Experiments were performed on two clusters at Florida International University, GCB and Mind, with 8 nodes and 16 nodes respectively. Experiments were executed varying the number of nods and the CPU utilization. Monitoring information from Amon was used as input data to Aprof and prediction were made for within the same cluster and intra-cluster. All predictions were made in less than 10% error of their actual values, thereby supporting the model.
The Amon and Aprof approach differs from other related works. For instance, it differs from the performance prediction simulator, Dimemas [2], in that it focuses on online prediction. Yang et al. [3] requires the analysis of the application source code and a sample execution on the target platform. The Amon and Aprof approach differs in being application agnostic, doesn’t require a sample execution on the target platform, and models execution scale addressing distributed applications. An interesting point here is the fact that the experiments were performed on small clusters. We now want to make benchmarks on a larger number of resources of which it will now be beneficial to access the supercomputer MareNostrum. However, these results will be used to optimize the model that will be used in grid environments.
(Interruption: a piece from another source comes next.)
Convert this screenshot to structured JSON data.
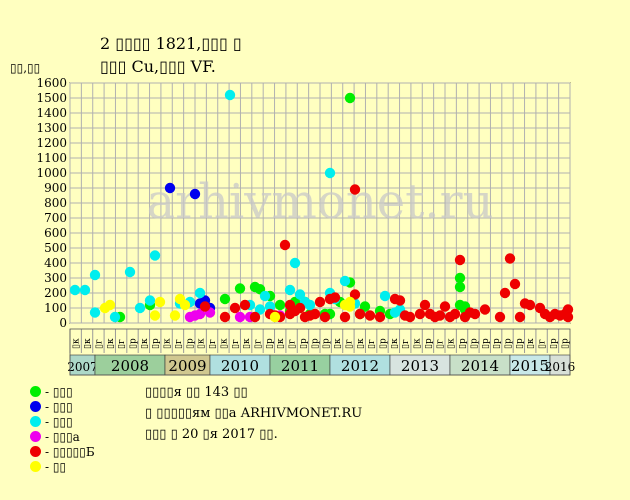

My current research is an extension of this work. What we want to now do is validate this model for a larger number of resources, and get a more in-depth comparison with the performance simulator Dimemas. We are, also, are considering adding in memory parameters into Aprof’s prediction model as part of the optimization process that is discussed. In addition, this research focuses on the Weather Research and Forecasting Code of which it is our ultimate goal to grid enable this application. Down the road, however, we would like to further validate our assumption that this model should be application agnostic and further its application.
References:
[1] S. Masoud Sadjadi, Shu Shimizu, Javier Figueroa, Raju Rangaswami, Javier Delgado, Hector Duran, and Xabriel Collazo. A modeling approach for estimating execution time of long-running scientific applications. In Proceedings of the 22nd IEEE International Parallel & Distributed Processing Symposium (IPDPS-2008), the Fifth High-Performance Grid Computing Workshop (HPGC-2008), Miami, Florida, April 2008.
[2] R. Badia, F. Escale, E. Gabriel , J. Gimenez, R. Keller, J. Labarta, M. S. Müller, Performance Prediction in a Grid Environment. European Across Grids Conference, 2003. [3] L. T. Yang, X. Ma, and F. Mueller. Cross-Platform Performance Prediction of Parallel Applications Using Partial Execution. Proceedings of Supercomputing, 2005.